Non-Hodgkin’s lymphoma occurs when the body produces too many white blood cells – called lymphocytes. When these cells don’t die, they grow and crowd the lymph nodes, leading to swelling. Over time, these cancerous cells spread into other areas inside the body.

Symptoms of lymphoma

Common symptoms for lymphoma include:

  • Swelling in the neck, arms or groin
  • Abdominal pain
  • Fevers
  • Weight loss
  • Loss of energy
  • Chills
  • Itching

Stem cells and lymphoma

Transplants using cord blood stem cells may be an alternative to traditional lymphoma treatments, which use bone marrow cells. Since cord blood doesn’t require an exact match – “mismatched” donors are just as effective. Patients with a mixed ethnic background benefit the most from cord blood transplants, since cells used in these treatments are more versatile than alternative bone marrow cells.

While the exact cause of lymphoma is currently unknown, older patients are at much greater risk. Infections, autoimmune diseases, toxic chemicals and genetics may all increase chances for lymphoma.

Stem cell therapy

While stem cell treatments for lymphoma are still in their infancy, more researchers are looking toward cord blood and bone marrow treatments. The number of stem cell transplants grows every year.

Doctors start treatment with chemotherapy to kill cancerous cells, and often use radiation therapy to reduce the amount of cancer in the body. However, these treatments also destroy bone marrow cells, so doctors administer new, healthy stem cells into the body. These transplanted cells travel to injured areas, repairing damage and generating new blood cells.

Doctors also use lower doses of chemotherapy in combination with transplanted cells to fight off cancerous cells. This “mini-transplant” (non-myeloablative transplant) increases the effectiveness of the body’s natural immune system, and works together with the patient’s body to fight off cancer.

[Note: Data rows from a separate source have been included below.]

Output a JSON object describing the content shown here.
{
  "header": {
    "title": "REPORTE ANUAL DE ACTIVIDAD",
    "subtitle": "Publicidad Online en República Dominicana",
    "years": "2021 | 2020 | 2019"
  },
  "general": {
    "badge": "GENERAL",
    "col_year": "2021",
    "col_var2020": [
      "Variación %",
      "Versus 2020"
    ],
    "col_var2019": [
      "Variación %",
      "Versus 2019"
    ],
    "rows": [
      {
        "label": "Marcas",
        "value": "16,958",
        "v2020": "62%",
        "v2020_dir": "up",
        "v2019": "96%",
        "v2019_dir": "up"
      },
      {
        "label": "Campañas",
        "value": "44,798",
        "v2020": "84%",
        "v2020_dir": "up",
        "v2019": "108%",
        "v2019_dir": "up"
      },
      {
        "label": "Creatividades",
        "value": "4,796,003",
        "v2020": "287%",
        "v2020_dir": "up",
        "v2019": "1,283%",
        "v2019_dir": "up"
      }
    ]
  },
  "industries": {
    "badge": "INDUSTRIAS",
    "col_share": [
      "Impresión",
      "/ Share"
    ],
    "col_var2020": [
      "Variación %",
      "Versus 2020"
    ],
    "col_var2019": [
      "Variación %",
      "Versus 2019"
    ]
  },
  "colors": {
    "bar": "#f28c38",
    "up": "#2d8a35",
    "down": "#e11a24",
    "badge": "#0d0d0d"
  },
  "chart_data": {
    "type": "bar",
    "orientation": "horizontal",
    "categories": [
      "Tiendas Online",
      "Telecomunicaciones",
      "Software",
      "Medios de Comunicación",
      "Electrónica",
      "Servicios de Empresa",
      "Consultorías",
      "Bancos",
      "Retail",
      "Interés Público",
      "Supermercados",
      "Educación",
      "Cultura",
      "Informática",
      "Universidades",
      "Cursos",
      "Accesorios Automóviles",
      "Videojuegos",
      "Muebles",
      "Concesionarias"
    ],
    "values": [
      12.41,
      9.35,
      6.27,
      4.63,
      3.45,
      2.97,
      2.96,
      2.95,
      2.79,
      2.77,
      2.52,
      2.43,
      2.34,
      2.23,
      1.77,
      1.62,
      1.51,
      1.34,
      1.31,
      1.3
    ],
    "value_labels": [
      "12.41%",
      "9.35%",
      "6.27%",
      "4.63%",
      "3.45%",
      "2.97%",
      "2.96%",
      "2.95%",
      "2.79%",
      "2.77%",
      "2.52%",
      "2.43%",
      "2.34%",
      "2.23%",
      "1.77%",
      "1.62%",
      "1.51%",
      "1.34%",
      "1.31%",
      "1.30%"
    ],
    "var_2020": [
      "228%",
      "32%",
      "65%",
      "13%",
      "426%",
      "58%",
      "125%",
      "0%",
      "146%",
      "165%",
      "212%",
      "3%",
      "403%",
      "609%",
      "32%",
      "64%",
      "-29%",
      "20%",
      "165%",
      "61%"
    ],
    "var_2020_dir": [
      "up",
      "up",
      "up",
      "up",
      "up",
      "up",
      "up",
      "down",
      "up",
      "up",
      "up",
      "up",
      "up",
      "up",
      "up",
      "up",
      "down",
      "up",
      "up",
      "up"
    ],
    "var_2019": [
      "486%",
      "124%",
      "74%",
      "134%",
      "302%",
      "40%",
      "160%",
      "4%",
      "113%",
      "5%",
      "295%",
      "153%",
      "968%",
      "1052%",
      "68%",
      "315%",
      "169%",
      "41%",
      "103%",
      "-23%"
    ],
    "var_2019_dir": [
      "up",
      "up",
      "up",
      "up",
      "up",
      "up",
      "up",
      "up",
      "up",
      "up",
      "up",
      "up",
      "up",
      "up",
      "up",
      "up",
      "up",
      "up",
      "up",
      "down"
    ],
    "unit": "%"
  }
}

However, the biggest challenge for doctors is the exact matching required by bone marrow transplants – this is where cord blood stem cells come in. Transplanted cells from cord blood don’t require an exact transplant, and are just as effective as bone marrow transplants.

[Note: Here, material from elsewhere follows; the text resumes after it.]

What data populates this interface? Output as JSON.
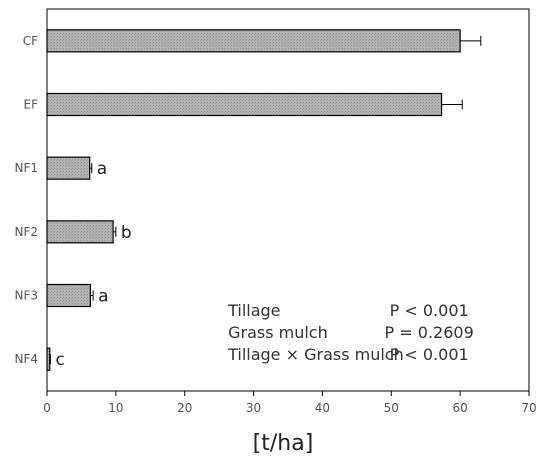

While clinical trials are still testing new cord blood therapies, early results are promising. Researchers state cord blood is just as effective as bone marrow, but with a smaller chance of dangerous side effects – like acute graft-versus-host disease. This condition causes transplanted cells to attack the host, and may be fatal. Patients using cord blood have a smaller chance of suffering dangerous side effects compared to bone marrow transplants.

After treatment

Medical staff will monitor patients weeks, and even months, after treatment. They check for healthy blood cell count, and must remain on the lookout for infections. Transplants often increase chances for major and minor infections – even months after treatment.